Я не столько слушаю Лорну, сколько любуюсь ею. Вся она — неиссякаемый огонь, воплощенная радость. Я знавал экзальтированных и восторженных идеалисток и терпеть их не мог. Лорна меня околдовала. Она — самое юное существо, какое я когда-либо встречал. Рядом с ее чуть увядшим лицом, любое свеженькое личико кажется уже подточенным болью.

— Иными словами, независимость для вас превыше всего, а всякие оковы неприемлемы. Потому и замуж не вышли. Хотели быть свободной, как богиня.

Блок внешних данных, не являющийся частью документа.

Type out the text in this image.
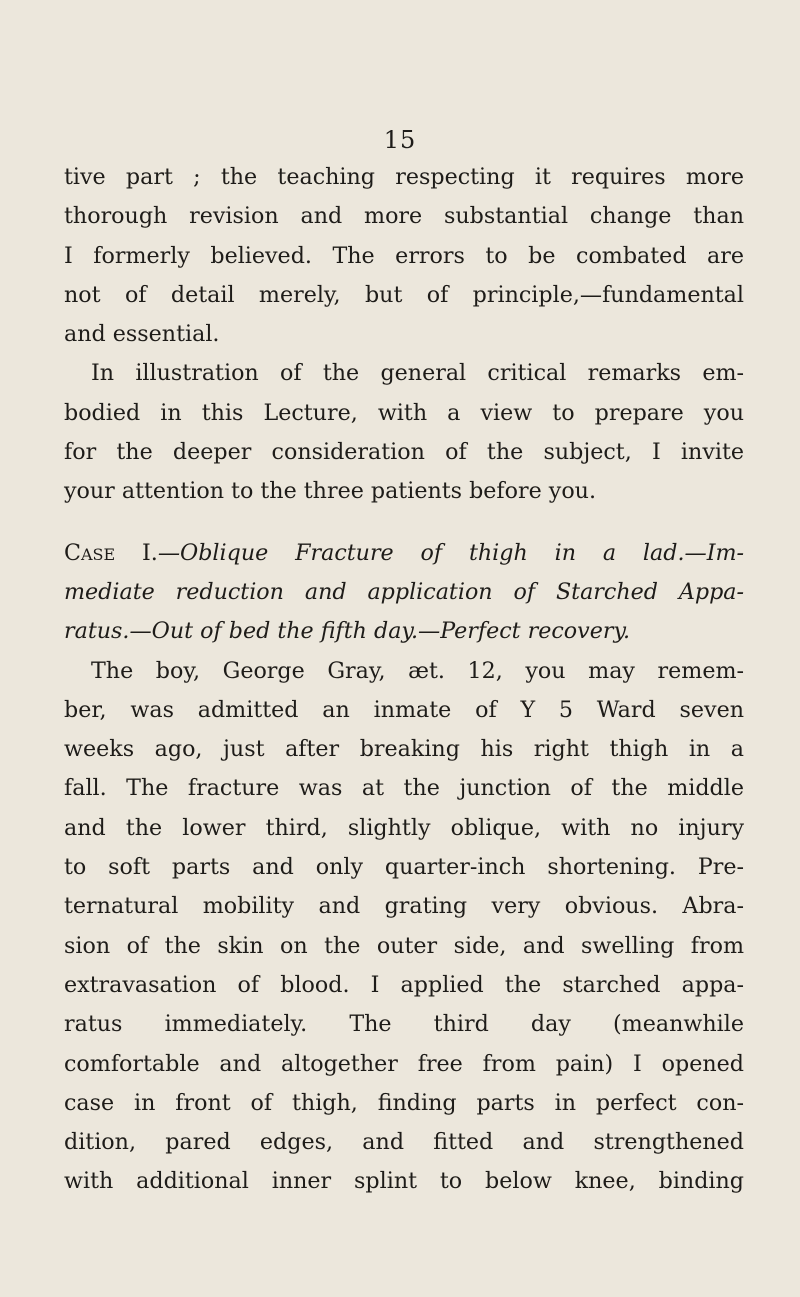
15
tive part ; the teaching respecting it requires more
thorough revision and more substantial change than
I formerly believed. The errors to be combated are
not of detail merely, but of principle,—fundamental
and essential.
In illustration of the general critical remarks em-
bodied in this Lecture, with a view to prepare you
for the deeper consideration of the subject, I invite
your attention to the three patients before you.
Case I.—Oblique Fracture of thigh in a lad.—Im-
mediate reduction and application of Starched Appa-
ratus.—Out of bed the fifth day.—Perfect recovery.
The boy, George Gray, æt. 12, you may remem-
ber, was admitted an inmate of Y 5 Ward seven
weeks ago, just after breaking his right thigh in a
fall. The fracture was at the junction of the middle
and the lower third, slightly oblique, with no injury
to soft parts and only quarter-inch shortening. Pre-
ternatural mobility and grating very obvious. Abra-
sion of the skin on the outer side, and swelling from
extravasation of blood. I applied the starched appa-
ratus immediately. The third day (meanwhile
comfortable and altogether free from pain) I opened
case in front of thigh, finding parts in perfect con-
dition, pared edges, and fitted and strengthened
with additional inner splint to below knee, binding
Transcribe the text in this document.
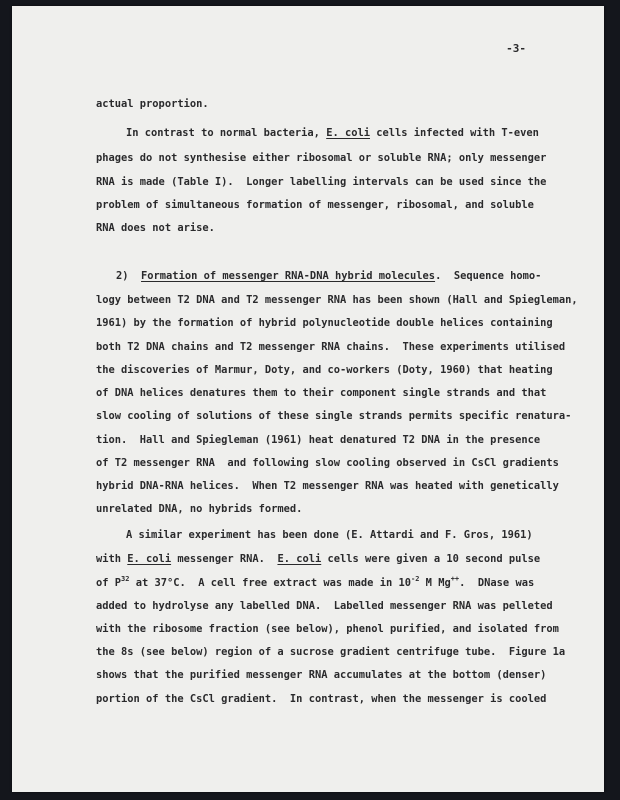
-3-
actual proportion.
In contrast to normal bacteria, E. coli cells infected with T-even
phages do not synthesise either ribosomal or soluble RNA; only messenger
RNA is made (Table I).  Longer labelling intervals can be used since the
problem of simultaneous formation of messenger, ribosomal, and soluble
RNA does not arise.
2)  Formation of messenger RNA-DNA hybrid molecules.  Sequence homo-
logy between T2 DNA and T2 messenger RNA has been shown (Hall and Spiegleman,
1961) by the formation of hybrid polynucleotide double helices containing
both T2 DNA chains and T2 messenger RNA chains.  These experiments utilised
the discoveries of Marmur, Doty, and co-workers (Doty, 1960) that heating
of DNA helices denatures them to their component single strands and that
slow cooling of solutions of these single strands permits specific renatura-
tion.  Hall and Spiegleman (1961) heat denatured T2 DNA in the presence
of T2 messenger RNA  and following slow cooling observed in CsCl gradients
hybrid DNA-RNA helices.  When T2 messenger RNA was heated with genetically
unrelated DNA, no hybrids formed.
A similar experiment has been done (E. Attardi and F. Gros, 1961)
with E. coli messenger RNA.  E. coli cells were given a 10 second pulse
of $P^{32}$ at 37°C.  A cell free extract was made in $10^{-2}$ M Mg++.  DNase was
added to hydrolyse any labelled DNA.  Labelled messenger RNA was pelleted
with the ribosome fraction (see below), phenol purified, and isolated from
the 8s (see below) region of a sucrose gradient centrifuge tube.  Figure 1a
shows that the purified messenger RNA accumulates at the bottom (denser)
portion of the CsCl gradient.  In contrast, when the messenger is cooled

— Вернее было бы сказать так: я шарахаюсь от всего, что умаляет жизнь. В детстве это происходило бессознательно. Вы звали меня Брунгильдой. Она и впрямь была моим идеалом, хотя я довольно смутно сознавала, почему… Мы легко создаем себе мифы. Я прочитала о Брунгильде все, что только смогла найти. Один эпизод неизменно приводил меня в содрогание: наказание Брунгильды. Вы помните, какой страшной кары заслуживало преступление валькирии?

— Огненный круг?

— Нет, пытку огнем она получила с учетом смягчающих обстоятельств.

— Каково же было наказание?

— «Ступай прясть пряжу у семейного очага», — таков был безжалостный приговор Вотана. Брунгильда выплакала смягчение. Эта история вам известна. В детстве она произвела неизгладимое впечатление, поскольку соответствовала моей натуре… Расставшись с вами, я жила в Константинополе, в Праге, два года руководила клубом в Нью-Йорке. Многие просили моей руки. Я всем отказывала.

— Но неужели на пути от Константинополя до Нью-Йорка вам нигде ни разу не встретилась любовь?.. Если вы слишком серьезно относитесь к слову любовь, назовем это…

— Не утруждайте себя поисками слова. Если мне нравился какой-нибудь мужчина, я тотчас переставала с ним встречаться. Мужчина непременно хочет завладеть тобой, сделать своей собственностью, жениться. Мужчина любой национальности сначала обходителен, любезен, смиренен, но очень скоро переходит к допросам, настойчивым требованиям, неотвязным ухаживаниям, а потом и к неусыпному супружескому надзору, угрозу которого я улавливала в первом же ласковом слове и бежала прочь.

— И никто никогда не застиг вас врасплох? Не добился милости?.. На правах старого друга… или, напротив, незнакомца? На пароходе, скажем, люди сходятся легко…

— На пароходе! Тут уж я вовсе неукротима! Пароход — это ветер, пространство, заря… Попробовал бы только кто-нибудь помешать моим прогулкам по палубе.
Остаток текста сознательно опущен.